Seth Baum, MD: That's a great question. I would say so often primary care practitioners/physicians do see the issue and do, frankly want to start a PCSK9 inhibitor—and they tend to defer to cardiology. And maybe cardiology doesn't do it as much as we should. So, what my suggestion is to the primary care providers is that they take the bull by the horn, and they prescribe the PCSK9 inhibitor and fight the insurance companies just like cardiologists do. And they’ll win. You know, the drugs [price] fell 60% a couple years ago, so we have access to them now. We just need to prescribe.

And, you know, from a prevention standpoint, we also have drugs for diabetes, the SGLT2 inhibitors and GLP-1 receptor agonists that now have cardiovascular indications. So that's another area of prevention that primary care practitioners could be more involved in. I think to leave the prescribing of those drugs to the endocrinologist or to the cardiologist, frankly, as a mistake. I think the primary care practitioners should be the ones; they're on the front line, they're seeing these patients all the time. And they need to, to prescribe these drugs. Even if they get some pushback, frankly, from cardiology, and endo.

They need to prescribe them when they're indicated. Best of all possible worlds, of course, is to work in a you know, collaborative, collegial fashion, and to speak to the cardiologists and speak to the endocrinologist. But sometimes it's hard to connect to these people, to other practitioners. And the patient needs to come first. So, I think that the PCPs, if they could address that, if they could prescribe the SGLT2s, the GLP-1s, if they could prescribe the PCSK9 inhibitors and ezetimibe, I think it would make an enormous change in in prevention.

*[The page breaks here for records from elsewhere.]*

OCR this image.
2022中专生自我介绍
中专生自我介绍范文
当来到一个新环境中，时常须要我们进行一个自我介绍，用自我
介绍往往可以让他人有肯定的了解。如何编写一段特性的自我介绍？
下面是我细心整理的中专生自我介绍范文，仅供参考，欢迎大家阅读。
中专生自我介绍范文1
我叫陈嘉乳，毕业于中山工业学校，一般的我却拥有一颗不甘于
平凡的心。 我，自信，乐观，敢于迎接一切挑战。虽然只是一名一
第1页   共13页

I'd like to emphasize one other thing, though, and that's therapeutic lifestyle changes. You know, these are the things that are tending to fall apart now, with COVID. You know, the exercise the diet, stress reduction. So, that, too, can be emphasized from a PCP standpoint. I know it sounds like I'm putting a whole burden on the PCPs but you know, they are the front lines. You guys are the front lines. And it would be really helpful if you did this, even if you got to push back and then we in cardiology should be doing, our part, too. So, we all need to we all need to work together to improve this. We have the tools now we need to take advantage of them.